Sumber: Setiati S, Alwi I, Sudoyo AW, Simadibrata M, Setiyohadi B, & Syam AF. Editor. Buku
Ajar Ilmu Penyakit Dalam. Edisi ke-6. Jakarta: Interna Publishing; 2014.

Mekanisme terbentuknya bintik merah

Patomekanisme terjadinya bintik merah pada kulit dapat dijelaskan dengan respon imun
yang melibatkan peranan limfosit, langerhans epidermal, eosinofil, dan IgE secara global.
mekanisme timbulnya reaksi radang tergantung pada IgE sudah terpapar dengan alergen, sel
mast yang permuakaannya mengandung IgE akan mengeluarkan beberapa mediator, sitokin, dan
faktor kemotaktik leukosit (immediate reaction) setelah itu timbul late cphase reaction (LPR)
yang juga dipengaruhi oleh IgE dan ditandai dengan timbulnya beberapa molekul adhesi pada
endotel pembuluh darah sehingga menimbulkan infiltrat sel eosinofil, netrofil, sel mononuklear
ke jaringan setempat yang akan menimbulkan reaksi radang IL-1 dan TNF-a berperan timbulnya
molekul ELAM-1, ICAM-1, dan VCAM-1 sehingga terjadinya infiltrasi sel leukosit ke jaringan
yang meradang tersebur, sehingga mengakibatkan bertambahnya sel radang di tempat tersebut.

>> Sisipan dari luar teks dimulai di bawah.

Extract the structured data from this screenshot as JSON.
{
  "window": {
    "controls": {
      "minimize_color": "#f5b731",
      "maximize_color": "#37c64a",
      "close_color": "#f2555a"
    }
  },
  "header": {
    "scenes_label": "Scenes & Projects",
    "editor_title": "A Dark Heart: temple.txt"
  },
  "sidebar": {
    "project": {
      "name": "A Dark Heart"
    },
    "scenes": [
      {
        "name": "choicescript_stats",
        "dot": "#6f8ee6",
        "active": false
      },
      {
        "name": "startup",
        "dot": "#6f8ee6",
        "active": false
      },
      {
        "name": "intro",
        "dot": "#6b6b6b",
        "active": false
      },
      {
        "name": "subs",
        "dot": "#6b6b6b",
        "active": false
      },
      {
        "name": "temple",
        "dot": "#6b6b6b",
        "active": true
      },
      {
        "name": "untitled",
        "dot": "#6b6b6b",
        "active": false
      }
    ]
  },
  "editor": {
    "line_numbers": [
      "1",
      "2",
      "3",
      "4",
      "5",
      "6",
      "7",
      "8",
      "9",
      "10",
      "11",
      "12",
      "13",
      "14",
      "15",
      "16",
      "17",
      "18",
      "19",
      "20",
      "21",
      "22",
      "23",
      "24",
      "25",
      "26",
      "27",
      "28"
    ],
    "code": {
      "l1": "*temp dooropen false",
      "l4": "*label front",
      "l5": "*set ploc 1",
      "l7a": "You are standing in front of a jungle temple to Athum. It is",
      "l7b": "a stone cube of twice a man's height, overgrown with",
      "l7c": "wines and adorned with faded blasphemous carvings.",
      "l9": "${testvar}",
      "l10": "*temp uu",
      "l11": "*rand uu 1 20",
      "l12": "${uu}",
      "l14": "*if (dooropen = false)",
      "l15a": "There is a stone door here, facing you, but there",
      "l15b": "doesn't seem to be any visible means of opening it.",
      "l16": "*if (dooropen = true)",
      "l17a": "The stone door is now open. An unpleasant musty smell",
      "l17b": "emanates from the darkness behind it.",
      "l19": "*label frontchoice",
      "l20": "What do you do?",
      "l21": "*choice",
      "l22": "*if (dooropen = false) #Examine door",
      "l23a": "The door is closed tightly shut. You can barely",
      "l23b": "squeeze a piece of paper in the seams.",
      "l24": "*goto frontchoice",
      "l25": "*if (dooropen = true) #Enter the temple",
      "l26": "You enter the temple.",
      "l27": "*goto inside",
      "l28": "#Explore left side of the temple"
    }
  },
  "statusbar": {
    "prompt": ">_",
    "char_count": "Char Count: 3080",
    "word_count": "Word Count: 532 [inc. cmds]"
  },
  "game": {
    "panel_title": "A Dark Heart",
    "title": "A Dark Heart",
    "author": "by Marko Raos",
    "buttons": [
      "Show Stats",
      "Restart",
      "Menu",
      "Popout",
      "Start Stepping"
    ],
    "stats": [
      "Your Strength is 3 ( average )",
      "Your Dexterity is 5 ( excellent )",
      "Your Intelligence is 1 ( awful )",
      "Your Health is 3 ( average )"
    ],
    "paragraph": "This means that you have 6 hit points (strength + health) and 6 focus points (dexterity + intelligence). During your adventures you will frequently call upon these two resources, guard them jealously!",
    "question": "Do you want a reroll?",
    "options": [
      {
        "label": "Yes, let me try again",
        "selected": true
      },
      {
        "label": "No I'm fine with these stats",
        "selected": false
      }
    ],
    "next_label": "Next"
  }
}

Selain itu, didapatkan pula adanya korelasi peningkatan jumlah VCAM-1 dengan jumlah
sel eosinofil termasuk MBP, EPO, ECP dan disimpulkan bahwa ekspresi VCAM-1 akan
meningkatkan pengumpulan dan infiltrat sel-sel eosinofil ke tempat radang. Faktor pelepasan
histamin ditemukan untuk mengaktivasi basofil melalui peningkatan IgE. Jadi penderita yang
hipersensitif terhadap makanan dan terpajan untuk memproduksi antigen sitokin (faktor
pelepasan histamin) interaksi dengan IgE akan mengikat pada permukaan basofil dan
menyebabkan terjadinya pelepasan histamin. Proses inflamasi terjadi saat mediator histamin
dilepaskan ketika antigen memasuki area kulit yang spesifik. Secara lokal, histamin yang
dilepaskan akan menimbulkan vasodilatasi yang menginduksi timbulnya kemerahan dan
peningkatan permeabilitas kapiler setempat sehingga dalam beberapa menit kemudian akan
terjadi pembengkakan pada area yang berbatas jelas.

Sumber: Siregar., 2005. Atlas Berwarna Saripati Penyakit Kulit. Jakarta ; EGC.